Durante las horas de sueño, la musculatura se relaja y el movimiento es mínimo. Al despertar, los músculos tienden a estar más acortados y las articulaciones pueden presentar rigidez. Estirarse contribuye a recuperar la elongación muscular natural, mejora la circulación sanguínea y aumenta la oxigenación de los tejidos, incluidos los del cerebro. Una mejor oxigenación puede ayudar a mejorar la claridad mental y la sensación de energía al comenzar el día.
Además, los estiramientos matutinos reducen el riesgo de lesiones, ya que preparan los músculos para los movimientos del día. Estos ejercicios también mejoran la flexibilidad y ayudan a prevenir la acumulación de ácido láctico, lo que disminuye la rigidez, especialmente en personas que permanecen mucho tiempo en una misma posición.
Un punto relevante es que el estiramiento suave activa el sistema linfático. A diferencia del sistema circulatorio, que se activa gracias al corazón, el sistema linfático depende del movimiento y la respiración para movilizar la linfa, un líquido crucial en la eliminación de desechos y en el funcionamiento del sistema inmunitario. Tras un periodo prolongado de inactividad, como es el caso del sueño, este flujo puede verse ralentizado. Los movimientos rítmicos y suaves pueden ayudar a reactivar este sistema.
Una rutina de estiramiento puede realizarse en solo unos minutos.
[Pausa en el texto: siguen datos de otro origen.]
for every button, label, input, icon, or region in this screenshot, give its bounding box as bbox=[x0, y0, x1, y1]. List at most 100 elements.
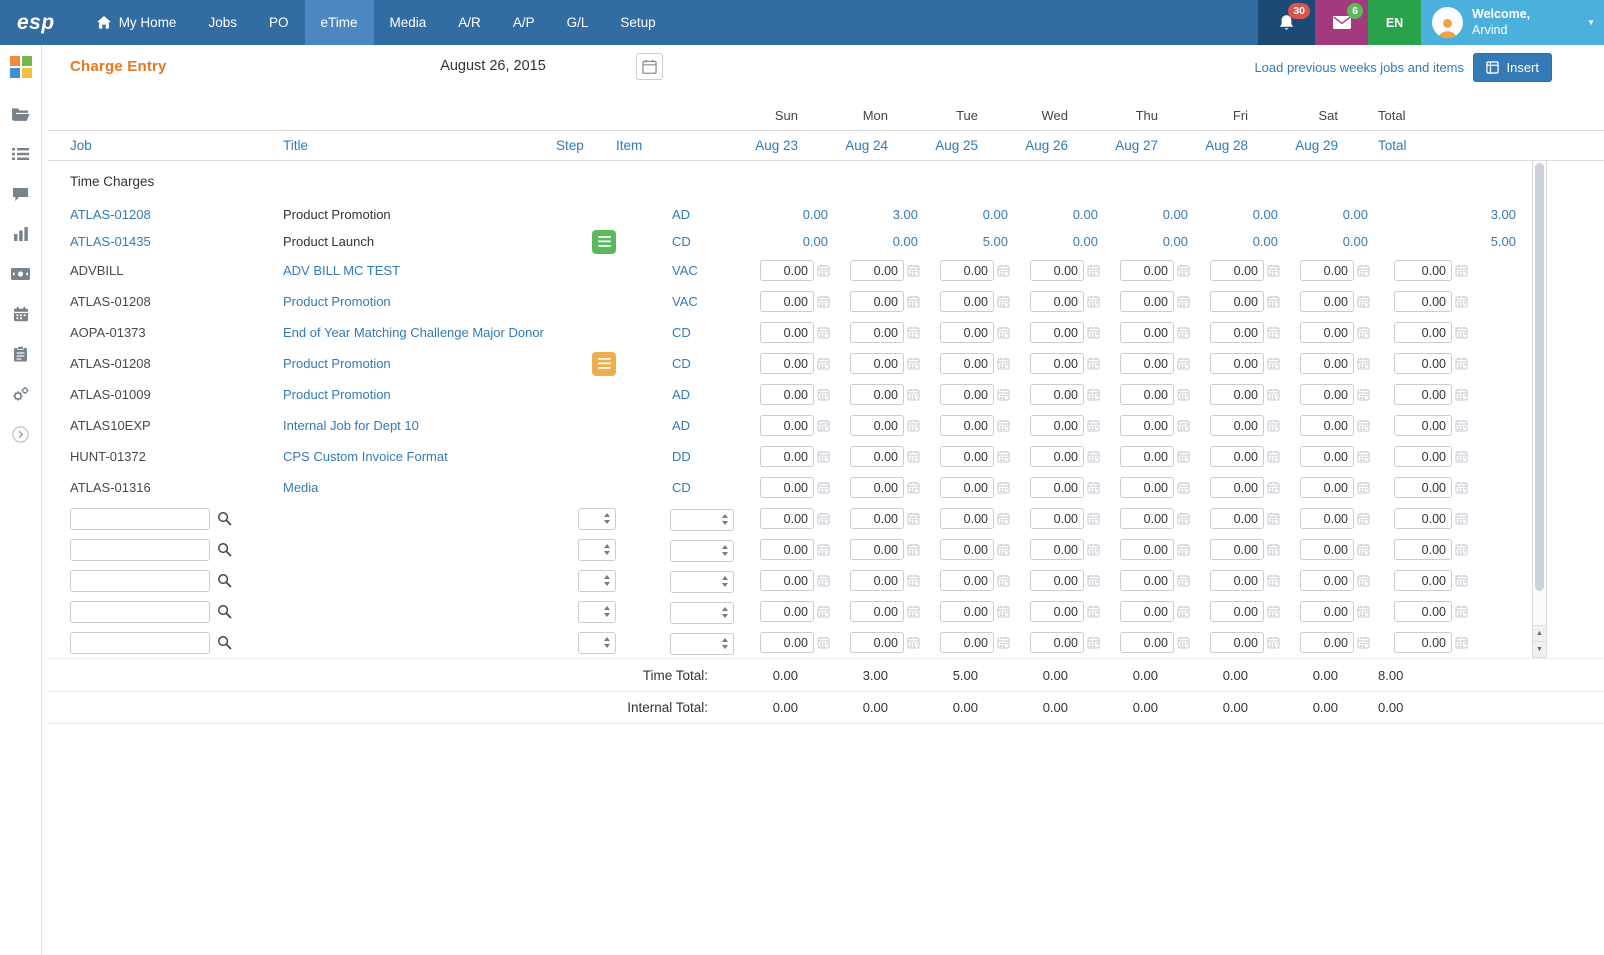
total-input[interactable] bbox=[1394, 384, 1452, 405]
time-detail-button[interactable] bbox=[817, 450, 830, 463]
time-detail-button[interactable] bbox=[1267, 419, 1280, 432]
column-header-date[interactable]: Aug 27 bbox=[1115, 138, 1158, 153]
hours-input[interactable] bbox=[1300, 508, 1354, 529]
hours-input[interactable] bbox=[760, 322, 814, 343]
hours-input[interactable] bbox=[1030, 291, 1084, 312]
time-detail-button[interactable] bbox=[1087, 450, 1100, 463]
time-detail-button[interactable] bbox=[1177, 419, 1190, 432]
hours-input[interactable] bbox=[1210, 539, 1264, 560]
hours-input[interactable] bbox=[1210, 353, 1264, 374]
nav-item-setup[interactable]: Setup bbox=[604, 0, 671, 45]
job-title-link[interactable]: Internal Job for Dept 10 bbox=[283, 418, 419, 433]
hours-input[interactable] bbox=[1120, 260, 1174, 281]
time-detail-button[interactable] bbox=[1177, 326, 1190, 339]
hours-input[interactable] bbox=[760, 632, 814, 653]
column-header-step[interactable]: Step bbox=[556, 138, 584, 153]
search-icon[interactable] bbox=[217, 511, 232, 526]
time-detail-button[interactable] bbox=[997, 543, 1010, 556]
job-title-link[interactable]: Product Promotion bbox=[283, 356, 391, 371]
time-detail-button[interactable] bbox=[997, 636, 1010, 649]
time-detail-button[interactable] bbox=[1455, 388, 1468, 401]
scroll-down-button[interactable]: ▼ bbox=[1533, 641, 1546, 657]
job-title-link[interactable]: Product Promotion bbox=[283, 294, 391, 309]
sidebar-calendar-button[interactable] bbox=[0, 294, 42, 334]
time-detail-button[interactable] bbox=[817, 574, 830, 587]
hours-input[interactable] bbox=[1120, 477, 1174, 498]
hours-input[interactable] bbox=[1120, 291, 1174, 312]
time-detail-button[interactable] bbox=[997, 295, 1010, 308]
column-header-total[interactable]: Total bbox=[1378, 138, 1407, 153]
hours-input[interactable] bbox=[940, 477, 994, 498]
time-detail-button[interactable] bbox=[907, 357, 920, 370]
time-detail-button[interactable] bbox=[1455, 605, 1468, 618]
column-header-date[interactable]: Aug 28 bbox=[1205, 138, 1248, 153]
nav-item-g-l[interactable]: G/L bbox=[551, 0, 605, 45]
hours-input[interactable] bbox=[850, 322, 904, 343]
time-detail-button[interactable] bbox=[817, 481, 830, 494]
hours-input[interactable] bbox=[1210, 601, 1264, 622]
hours-input[interactable] bbox=[850, 601, 904, 622]
time-detail-button[interactable] bbox=[1267, 326, 1280, 339]
hours-input[interactable] bbox=[1030, 539, 1084, 560]
time-detail-button[interactable] bbox=[1455, 543, 1468, 556]
time-detail-button[interactable] bbox=[1455, 636, 1468, 649]
hours-input[interactable] bbox=[1120, 446, 1174, 467]
column-header-date[interactable]: Aug 25 bbox=[935, 138, 978, 153]
hours-input[interactable] bbox=[1120, 601, 1174, 622]
time-detail-button[interactable] bbox=[1267, 481, 1280, 494]
sidebar-folder-button[interactable] bbox=[0, 94, 42, 134]
hours-input[interactable] bbox=[1030, 353, 1084, 374]
time-detail-button[interactable] bbox=[997, 419, 1010, 432]
time-detail-button[interactable] bbox=[907, 512, 920, 525]
time-detail-button[interactable] bbox=[1177, 636, 1190, 649]
nav-item-my-home[interactable]: My Home bbox=[81, 0, 193, 45]
total-input[interactable] bbox=[1394, 353, 1452, 374]
time-detail-button[interactable] bbox=[907, 388, 920, 401]
time-detail-button[interactable] bbox=[997, 512, 1010, 525]
hours-input[interactable] bbox=[940, 260, 994, 281]
job-search-input[interactable] bbox=[70, 631, 210, 654]
hours-input[interactable] bbox=[1030, 415, 1084, 436]
hours-input[interactable] bbox=[1210, 477, 1264, 498]
hours-input[interactable] bbox=[1300, 446, 1354, 467]
time-detail-button[interactable] bbox=[1455, 326, 1468, 339]
step-select[interactable] bbox=[578, 600, 616, 623]
hours-input[interactable] bbox=[1300, 353, 1354, 374]
column-header-date[interactable]: Aug 23 bbox=[755, 138, 798, 153]
hours-input[interactable] bbox=[1300, 291, 1354, 312]
app-logo[interactable] bbox=[9, 56, 32, 78]
time-detail-button[interactable] bbox=[1267, 450, 1280, 463]
job-link[interactable]: ATLAS-01435 bbox=[70, 234, 151, 249]
job-title-link[interactable]: Media bbox=[283, 480, 319, 495]
time-detail-button[interactable] bbox=[1357, 636, 1370, 649]
date-picker-button[interactable] bbox=[636, 53, 663, 80]
scrollbar-thumb[interactable] bbox=[1535, 163, 1544, 591]
hours-input[interactable] bbox=[940, 446, 994, 467]
hours-input[interactable] bbox=[1210, 446, 1264, 467]
step-select[interactable] bbox=[578, 507, 616, 530]
hours-input[interactable] bbox=[850, 291, 904, 312]
hours-input[interactable] bbox=[760, 570, 814, 591]
time-detail-button[interactable] bbox=[817, 605, 830, 618]
total-input[interactable] bbox=[1394, 415, 1452, 436]
hours-input[interactable] bbox=[1030, 384, 1084, 405]
job-search-input[interactable] bbox=[70, 600, 210, 623]
item-select[interactable] bbox=[670, 539, 734, 562]
hours-input[interactable] bbox=[1210, 415, 1264, 436]
language-button[interactable]: EN bbox=[1368, 0, 1421, 45]
time-detail-button[interactable] bbox=[1455, 264, 1468, 277]
notifications-button[interactable]: 30 bbox=[1258, 0, 1315, 45]
sidebar-expand-button[interactable] bbox=[0, 414, 42, 454]
time-detail-button[interactable] bbox=[907, 543, 920, 556]
time-detail-button[interactable] bbox=[1177, 357, 1190, 370]
time-detail-button[interactable] bbox=[1357, 264, 1370, 277]
brand-logo[interactable]: esp bbox=[17, 10, 55, 34]
time-detail-button[interactable] bbox=[907, 295, 920, 308]
time-detail-button[interactable] bbox=[1177, 388, 1190, 401]
time-detail-button[interactable] bbox=[997, 357, 1010, 370]
time-detail-button[interactable] bbox=[1267, 605, 1280, 618]
hours-input[interactable] bbox=[760, 384, 814, 405]
time-detail-button[interactable] bbox=[1267, 574, 1280, 587]
step-select[interactable] bbox=[578, 538, 616, 561]
hours-input[interactable] bbox=[940, 353, 994, 374]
Las siguientes posiciones son recomendadas:
- Estiramiento de cuerpo completo: Tumbado boca arriba, entrelazar las manos por encima de la cabeza y alargar las piernas.
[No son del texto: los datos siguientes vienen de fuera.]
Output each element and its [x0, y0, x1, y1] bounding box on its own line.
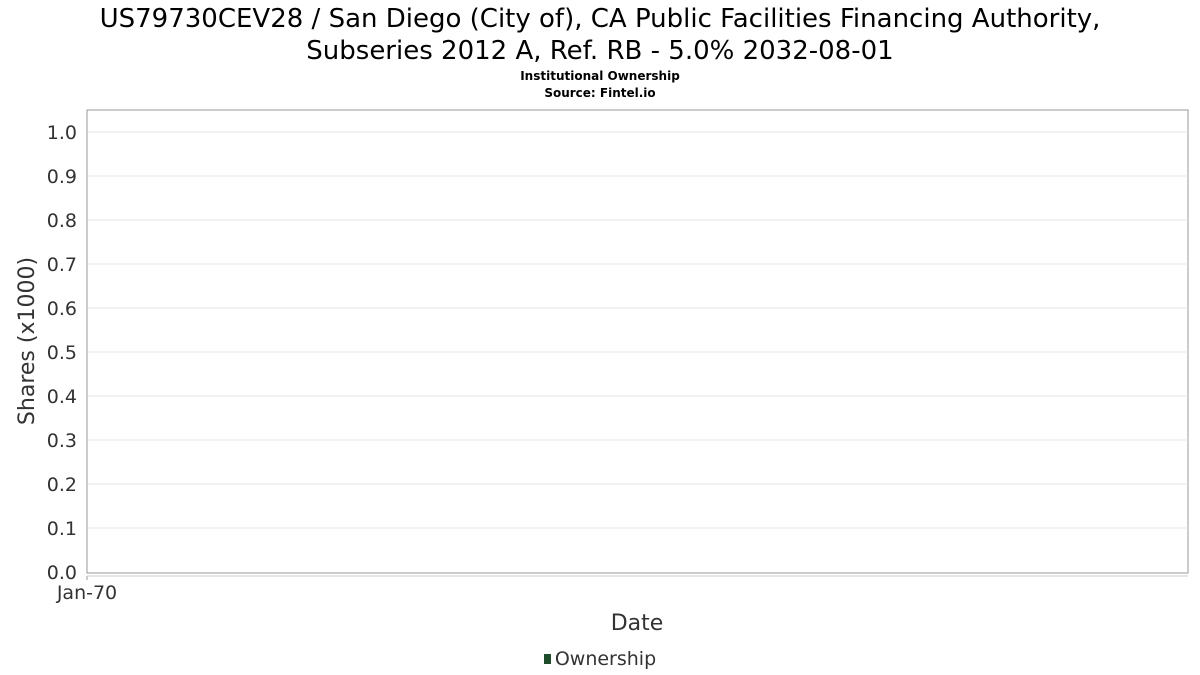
grid-lines: [88, 131, 1188, 529]
x-axis-ticks: Jan-70: [56, 576, 117, 604]
legend-label-ownership[interactable]: Ownership: [554, 648, 657, 670]
x-tick-label: Jan-70: [56, 582, 117, 604]
y-tick-label: 1.0: [47, 122, 77, 144]
y-tick-label: 0.4: [47, 386, 77, 408]
y-tick-label: 0.0: [47, 562, 77, 584]
legend-swatch-ownership: [543, 654, 551, 664]
y-axis-ticks: 0.0 0.1 0.2 0.3 0.4 0.5 0.6 0.7 0.8 0.9 1.0: [47, 122, 77, 584]
y-tick-label: 0.9: [47, 166, 77, 188]
chart-subtitle: Institutional Ownership: [520, 69, 680, 83]
x-axis-title: Date: [611, 611, 664, 636]
y-tick-label: 0.6: [47, 298, 77, 320]
legend: Ownership: [0, 648, 1200, 670]
chart-title-line-2: Subseries 2012 A, Ref. RB - 5.0% 2032-08…: [306, 36, 894, 66]
y-tick-label: 0.5: [47, 342, 77, 364]
y-axis-title: Shares (x1000): [15, 257, 40, 425]
y-tick-label: 0.8: [47, 210, 77, 232]
chart-title-line-1: US79730CEV28 / San Diego (City of), CA P…: [99, 4, 1101, 34]
chart-source: Source: Fintel.io: [544, 86, 656, 100]
plot-area: [86, 109, 1189, 574]
y-tick-label: 0.1: [47, 518, 77, 540]
y-tick-label: 0.3: [47, 430, 77, 452]
y-tick-label: 0.7: [47, 254, 77, 276]
y-tick-label: 0.2: [47, 474, 77, 496]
- Rodillas al pecho: Llevar las rodillas hacia el pecho y realizar suaves balanceos laterales para activar la zona lumbar.
- Giro espinal: Con los brazos en cruz, dejar caer las rodillas hacia un lado mientras la cabeza gira hacia el lado contrario.
- Movimientos de tobillos: Hacer círculos con los tobillos y alternar entre puntas y talones.
- Movimiento gato-vaca adaptado: A cuatro apoyos, alternar entre arquear y redondear la espalda.
Es recomendable realizar estos movimientos con respiraciones profundas, ya que esto potencia sus efectos. También es beneficioso beber agua después de estirarse para ayudar en la eliminación de desechos del organismo.
No es necesario buscar posturas extremas; la clave está en moverse con suavidad durante dos o tres minutos. Esta práctica es especialmente ventajosa para personas que realizan ejercicio regularmente, pues prepara la musculatura, y para adultos mayores, quienes pueden experimentar mejoras en su movilidad y menor rigidez.
Finalmente, al ignorar esta activación matutina, es posible sufrir un aumento en la rigidez y una sensación de pesadez durante el día. Dedicar tiempo a estirarse puede ser una herramienta sencilla para mejorar la movilidad, la circulación y la disposición del cuerpo para enfrentar la jornada.